Burada bizlere neyi hatırlattı. Sanki verilmek istenen bir mesaj var ve ileride meydana gelebilecek olayların haberini veriyor.

Başkan Lincoln’un anlattığı grubun elindeki maddi güç günümüzde teknolojiye dönüşmüş durumda. Ezoterik formatlı Körfez Savaşı’nda ve Irak’ın işgalinde teknolojik üstünlük adeta kutsanmış, savaş bir bilgisayar oyununun herhangi bir safhası haline gelmiştir. Ancak bir farkla: Bilgisayar oyunlarında ölen insanlar ile tahrip olan yerler bir “klik” ile eski haline dönüşebilmekte, gerçeğinde ise böyle bir şans asla olmayacak.

“Teknoloji ahlaki temelden yoksun bir kültür meydana getirmektedir. İnsan hayatını yaşamaya değer kılan zihinsel yöntemlere ve sosyal ilişkilere zarar vermektedir. Kısaca teknoloji hem dost, hem düşmandır.”

(Neil Postman, Teknopoli Yeni Dünya Düzeni, Amerika Düştü Yeni Hedef Tüm Dünya, s. 12)
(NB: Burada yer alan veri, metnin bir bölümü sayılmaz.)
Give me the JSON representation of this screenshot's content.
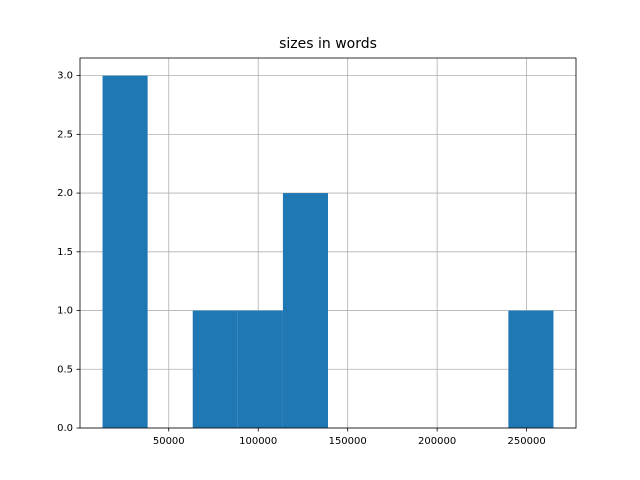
{
  "chart_data": {
    "type": "histogram",
    "title": "sizes in words",
    "bins": [
      13000,
      38200,
      63400,
      88600,
      113800,
      139000,
      164200,
      189400,
      214600,
      239800,
      265000
    ],
    "counts": [
      3,
      0,
      1,
      1,
      2,
      0,
      0,
      0,
      0,
      1
    ],
    "color": "#1f77b4",
    "xlim": [
      400,
      277600
    ],
    "xticks": [
      50000,
      100000,
      150000,
      200000,
      250000
    ],
    "ylim": [
      0,
      3.15
    ],
    "yticks": [
      {
        "value": 0,
        "label": "0.0"
      },
      0.5,
      {
        "value": 1,
        "label": "1.0"
      },
      1.5,
      {
        "value": 2,
        "label": "2.0"
      },
      2.5,
      {
        "value": 3,
        "label": "3.0"
      }
    ],
    "grid": true
  }
}
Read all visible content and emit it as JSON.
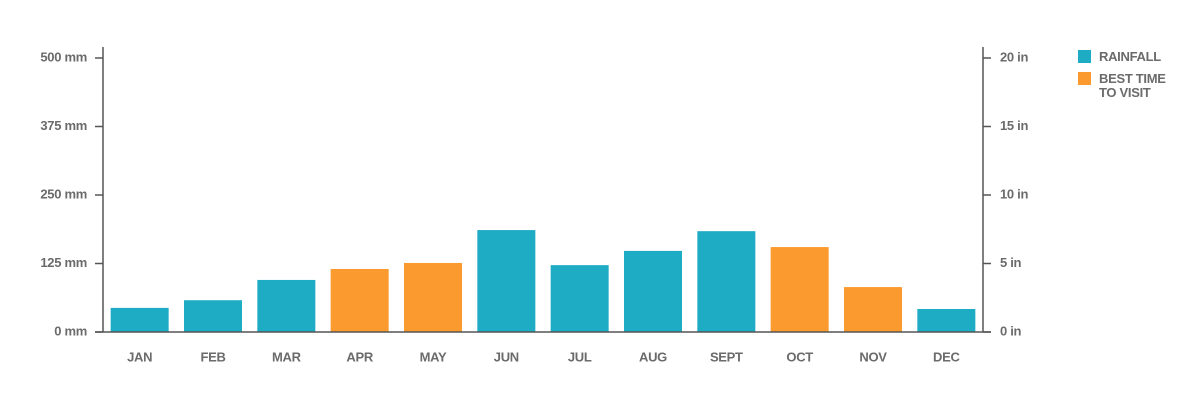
{
  "chart_data": {
    "type": "bar",
    "categories": [
      "JAN",
      "FEB",
      "MAR",
      "APR",
      "MAY",
      "JUN",
      "JUL",
      "AUG",
      "SEPT",
      "OCT",
      "NOV",
      "DEC"
    ],
    "series": [
      {
        "name": "RAINFALL",
        "color": "#1eabc4",
        "values": [
          44,
          58,
          95,
          null,
          null,
          186,
          122,
          148,
          184,
          null,
          null,
          42
        ]
      },
      {
        "name": "BEST TIME TO VISIT",
        "color": "#fb9a2e",
        "values": [
          null,
          null,
          null,
          115,
          126,
          null,
          null,
          null,
          null,
          155,
          82,
          null
        ]
      }
    ],
    "ylim": [
      0,
      500
    ],
    "yticks": [
      {
        "value": 0,
        "label": "0 mm"
      },
      {
        "value": 125,
        "label": "125 mm"
      },
      {
        "value": 250,
        "label": "250 mm"
      },
      {
        "value": 375,
        "label": "375 mm"
      },
      {
        "value": 500,
        "label": "500 mm"
      }
    ],
    "y2lim": [
      0,
      20
    ],
    "y2ticks": [
      {
        "value": 0,
        "label": "0 in"
      },
      {
        "value": 5,
        "label": "5 in"
      },
      {
        "value": 10,
        "label": "10 in"
      },
      {
        "value": 15,
        "label": "15 in"
      },
      {
        "value": 20,
        "label": "20 in"
      }
    ],
    "legend": "right"
  }
}
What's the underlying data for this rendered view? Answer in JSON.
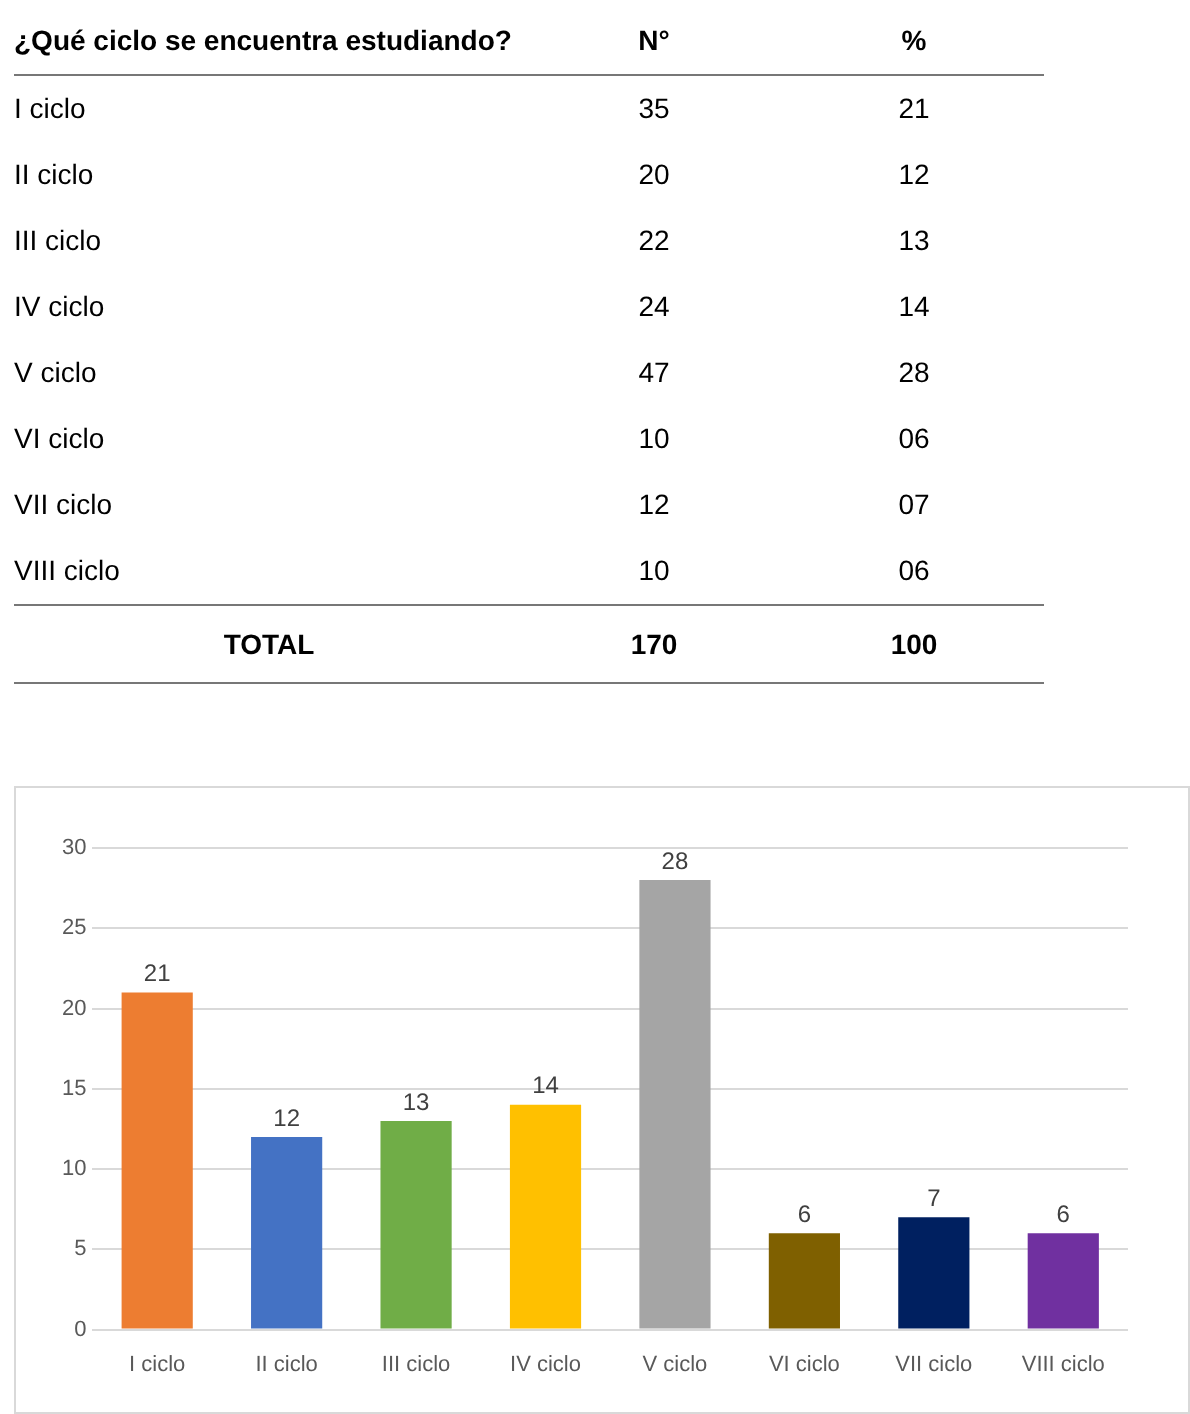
{
  "chart_data": [
    {
      "type": "other",
      "title": "¿Qué ciclo se encuentra estudiando?",
      "annotations": [
        "N°",
        "%",
        "I ciclo",
        "35",
        "21",
        "II ciclo",
        "20",
        "12",
        "III ciclo",
        "22",
        "13",
        "IV ciclo",
        "24",
        "14",
        "V ciclo",
        "47",
        "28",
        "VI ciclo",
        "10",
        "06",
        "VII ciclo",
        "12",
        "07",
        "VIII ciclo",
        "10",
        "06",
        "TOTAL",
        "170",
        "100"
      ]
    },
    {
      "type": "bar",
      "categories": [
        "I ciclo",
        "II ciclo",
        "III ciclo",
        "IV ciclo",
        "V ciclo",
        "VI ciclo",
        "VII ciclo",
        "VIII ciclo"
      ],
      "values": [
        21,
        12,
        13,
        14,
        28,
        6,
        7,
        6
      ],
      "colors": [
        "#ed7d31",
        "#4472c4",
        "#70ad47",
        "#ffc000",
        "#a5a5a5",
        "#7f6000",
        "#002060",
        "#7030a0"
      ],
      "ylim": [
        0,
        30
      ],
      "yticks": [
        0,
        5,
        10,
        15,
        20,
        25,
        30
      ],
      "grid": "y",
      "legend": false,
      "data_labels": true
    }
  ]
}
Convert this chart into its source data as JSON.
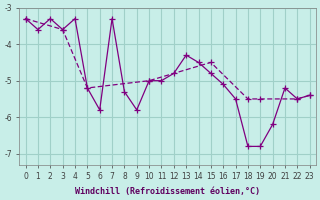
{
  "xlabel": "Windchill (Refroidissement éolien,°C)",
  "ylabel": "",
  "line_color": "#800080",
  "bg_color": "#c8eee8",
  "grid_color": "#a0d0c8",
  "xlim": [
    0,
    23
  ],
  "ylim": [
    -7.3,
    -3.0
  ],
  "yticks": [
    -7,
    -6,
    -5,
    -4,
    -3
  ],
  "xticks": [
    0,
    1,
    2,
    3,
    4,
    5,
    6,
    7,
    8,
    9,
    10,
    11,
    12,
    13,
    14,
    15,
    16,
    17,
    18,
    19,
    20,
    21,
    22,
    23
  ],
  "line1_x": [
    0,
    1,
    2,
    3,
    4,
    5,
    6,
    7,
    8,
    9,
    10,
    11,
    12,
    13,
    14,
    15,
    16,
    17,
    18,
    19,
    20,
    21,
    22,
    23
  ],
  "line1_y": [
    -3.3,
    -3.6,
    -3.3,
    -3.6,
    -3.3,
    -5.2,
    -5.8,
    -3.3,
    -5.3,
    -5.8,
    -5.0,
    -5.0,
    -4.8,
    -4.3,
    -4.5,
    -4.8,
    -5.1,
    -5.5,
    -6.8,
    -6.8,
    -6.2,
    -5.2,
    -5.5,
    -5.4
  ],
  "line2_x": [
    0,
    3,
    5,
    10,
    15,
    18,
    19,
    22,
    23
  ],
  "line2_y": [
    -3.3,
    -3.6,
    -5.2,
    -5.0,
    -4.5,
    -5.5,
    -5.5,
    -5.5,
    -5.4
  ]
}
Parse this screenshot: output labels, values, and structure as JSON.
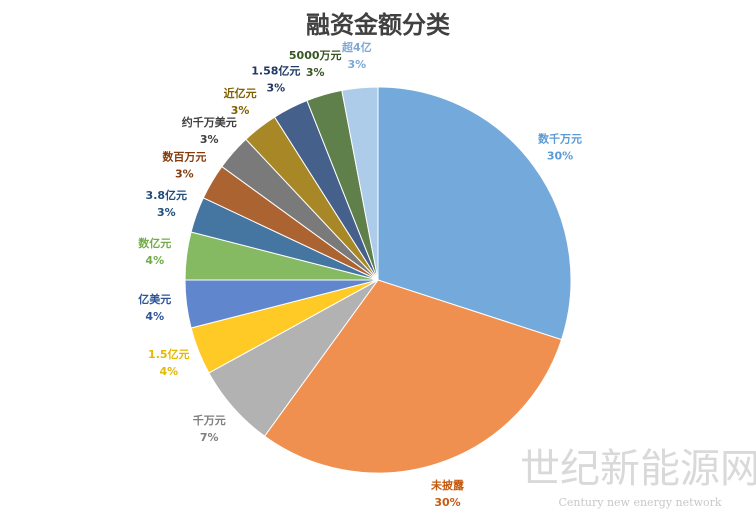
{
  "chart_data": {
    "type": "pie",
    "title": "融资金额分类",
    "categories": [
      "数千万元",
      "未披露",
      "千万元",
      "1.5亿元",
      "亿美元",
      "数亿元",
      "3.8亿元",
      "数百万元",
      "约千万美元",
      "近亿元",
      "1.58亿元",
      "5000万元",
      "超4亿"
    ],
    "values": [
      30,
      30,
      7,
      4,
      4,
      4,
      3,
      3,
      3,
      3,
      3,
      3,
      3
    ],
    "value_labels": [
      "30%",
      "30%",
      "7%",
      "4%",
      "4%",
      "4%",
      "3%",
      "3%",
      "3%",
      "3%",
      "3%",
      "3%",
      "3%"
    ],
    "colors": [
      "#5b9bd5",
      "#ed7d31",
      "#a5a5a5",
      "#ffc000",
      "#4472c4",
      "#70ad47",
      "#255e91",
      "#9e480e",
      "#636363",
      "#997300",
      "#264478",
      "#43682b",
      "#9dc3e6"
    ],
    "label_colors": [
      "#5b9bd5",
      "#c55a11",
      "#7f7f7f",
      "#e6b800",
      "#2f5597",
      "#70ad47",
      "#1f4e79",
      "#843c0c",
      "#404040",
      "#806000",
      "#1f3864",
      "#375623",
      "#7fa7d6"
    ],
    "watermark": {
      "title": "世纪新能源网",
      "subtitle": "Century new energy network"
    }
  }
}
Bunlara dikkat edin bunlar şu an amaçlarına fazlasıyla ulaşmıştır. Teknoloji her ne kadar insan yararı için geliştirilse bile, aslında insanlık için büyük kötülüklerin meydana gelmesine neden olabilir.

“Amerikan yönetiminin yaptığı tehlikeli hatalardan biri de Türkiye’yi demokratik bir ülke yerine “ılımlı İslam Cumhuriyeti” oiarak görmesidir. Milletlerarası politikaya dinsel bakışı getirmek çok tehlikeli. Çünkü politikada taraflar pazarlık yapabilir ama iki dinin Allah’ı masaya oturup pazarlık yapamaz.”

Prof. Vamik Volkan (BOP ile ilgili bir soruya cevabından.)

Üç farklı güç aynı hedefe kilitlenmiş. Her üçü de Büyük Ortadoğu Projesi’ni (BOP) destekliyor, ancak üçünün gerçekleşmesini istedikleri rüyadaki nihai hedefler farklı.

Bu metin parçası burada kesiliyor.